Please feel free to contact me or my colleague Chris Cheadle if you are interested in all this data and the manually curated COVID-19 pathways.

And as for hydroxychloroquine and azithromycin, will they live up to their promise? Until a concrete answer is available, we will continue to expand our knowledge-based database and contribute to the current knowledge on COVID-19.

References

1.         Gao, J.J., Z.X. Tian, and X. Yang, Breakthrough: Chloroquine phosphate has shown apparent efficacy in treatment of COVID-19 associated pneumonia in clinical studies. Bioscience Trends, 2020. 14(1): p. 72-73.

2.         Yao, X., et al., In Vitro Antiviral Activity and Projection of Optimized Dosing Design of Hydroxychloroquine for the Treatment of Severe Acute Respiratory Syndrome Coronavirus 2 (SARS-CoV-2). Clin Infect Dis, 2020.

3.         Sidiqi, H.K. and M.R. Mehra, COVID-19 Illness in Native and Immunosuppressed States: A Clinical-Therapeutic Staging Proposal. J Heart Lung Transplant, 2020.
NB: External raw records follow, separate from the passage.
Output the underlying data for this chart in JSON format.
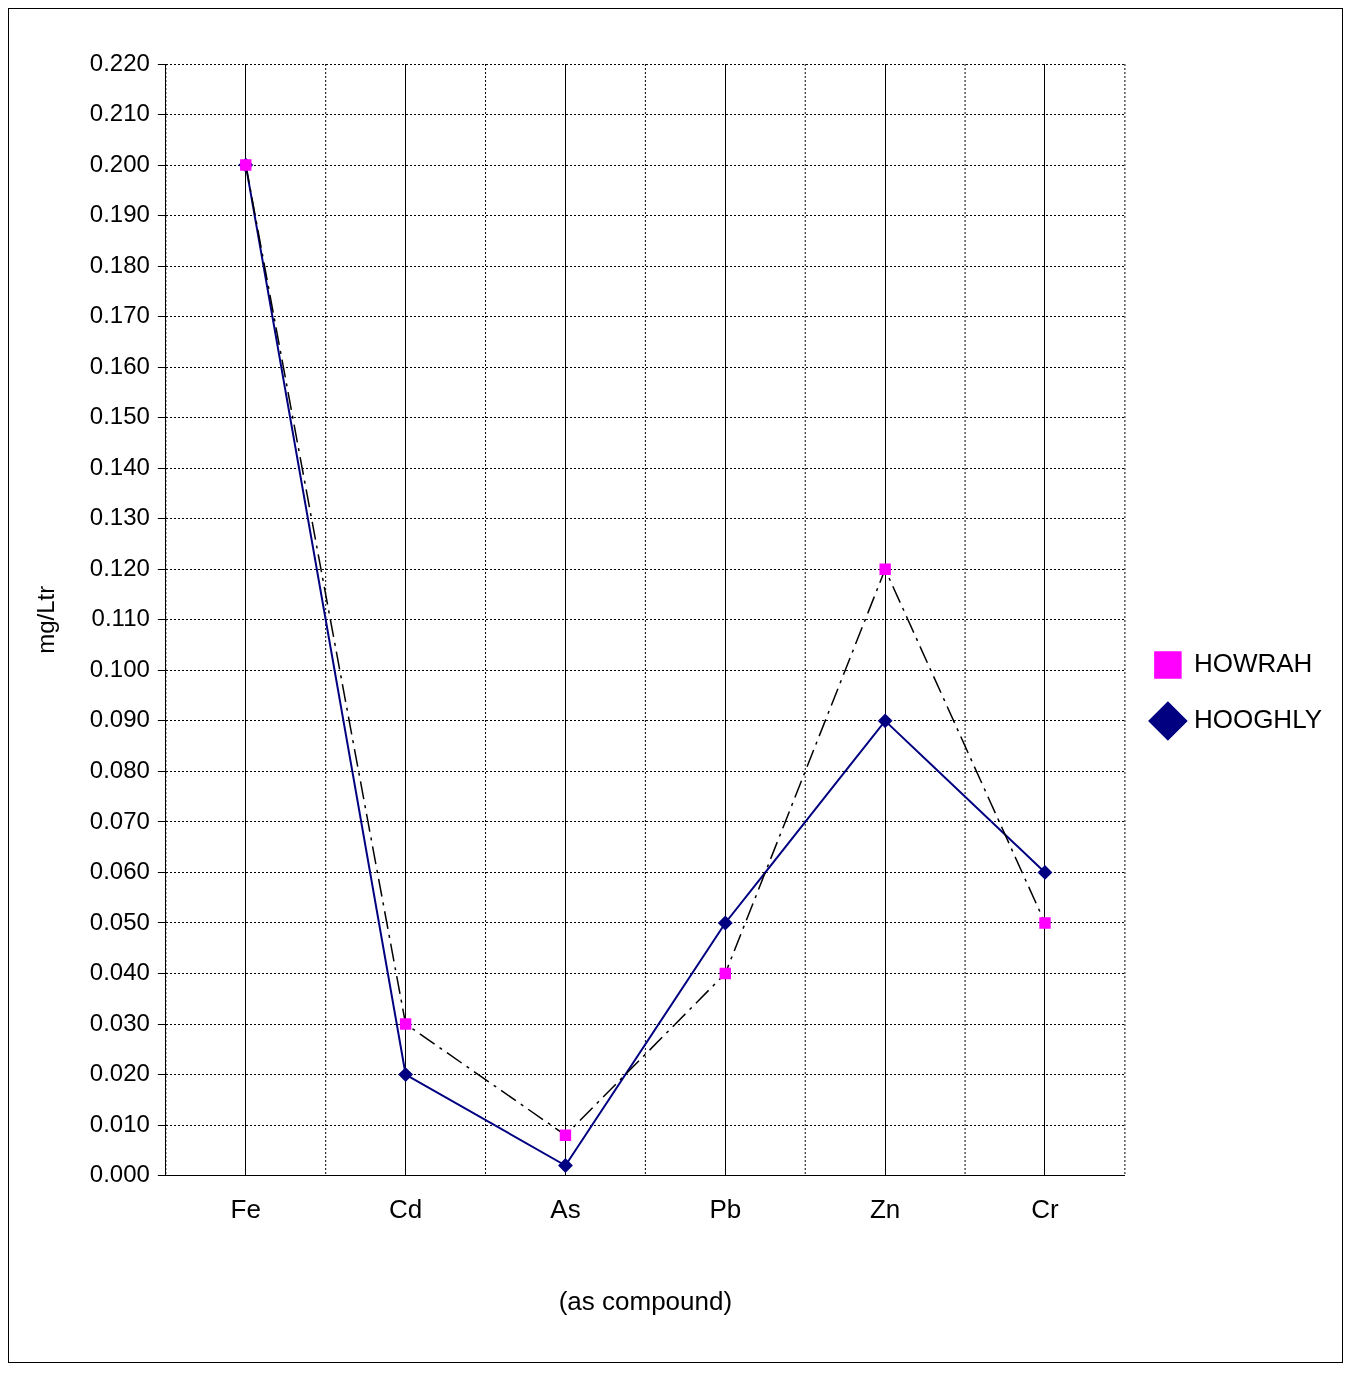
{
  "chart_data": {
    "type": "line",
    "ylabel": "mg/Ltr",
    "xlabel": "(as compound)",
    "categories": [
      "Fe",
      "Cd",
      "As",
      "Pb",
      "Zn",
      "Cr"
    ],
    "series": [
      {
        "name": "HOOGHLY",
        "color": "#000080",
        "values": [
          0.2,
          0.02,
          0.002,
          0.05,
          0.09,
          0.06
        ],
        "marker": "diamond",
        "line_style": "solid"
      },
      {
        "name": "HOWRAH",
        "color": "#ff00ff",
        "values": [
          0.2,
          0.03,
          0.008,
          0.04,
          0.12,
          0.05
        ],
        "marker": "square",
        "line_style": "dashed"
      }
    ],
    "ylim": [
      0,
      0.22
    ],
    "yticks": [
      {
        "value": 0,
        "label": "0.000"
      },
      {
        "value": 0.01,
        "label": "0.010"
      },
      {
        "value": 0.02,
        "label": "0.020"
      },
      {
        "value": 0.03,
        "label": "0.030"
      },
      {
        "value": 0.04,
        "label": "0.040"
      },
      {
        "value": 0.05,
        "label": "0.050"
      },
      {
        "value": 0.06,
        "label": "0.060"
      },
      {
        "value": 0.07,
        "label": "0.070"
      },
      {
        "value": 0.08,
        "label": "0.080"
      },
      {
        "value": 0.09,
        "label": "0.090"
      },
      {
        "value": 0.1,
        "label": "0.100"
      },
      {
        "value": 0.11,
        "label": "0.110"
      },
      {
        "value": 0.12,
        "label": "0.120"
      },
      {
        "value": 0.13,
        "label": "0.130"
      },
      {
        "value": 0.14,
        "label": "0.140"
      },
      {
        "value": 0.15,
        "label": "0.150"
      },
      {
        "value": 0.16,
        "label": "0.160"
      },
      {
        "value": 0.17,
        "label": "0.170"
      },
      {
        "value": 0.18,
        "label": "0.180"
      },
      {
        "value": 0.19,
        "label": "0.190"
      },
      {
        "value": 0.2,
        "label": "0.200"
      },
      {
        "value": 0.21,
        "label": "0.210"
      },
      {
        "value": 0.22,
        "label": "0.220"
      }
    ],
    "grid": true,
    "legend": "right"
  }
}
4.         Gautret, P., et al., Hydroxychloroquine and azithromycin as a treatment of COVID-19: results of an open-label non-randomized clinical trial. Int J Antimicrob Agents, 2020: p. 105949.

5.         Savarino, A., et al., Effects of chloroquine on viral infections: an old drug against today’s diseases? Lancet Infect Dis, 2003. 3(11): p. 722-7.

6.         Verleden, G.M., et al., Azithromycin reduces airway neutrophilia and interleukin-8 in patients with bronchiolitis obliterans syndrome. American Journal of Respiratory and Critical Care Medicine, 2006. 174(5): p. 566-570.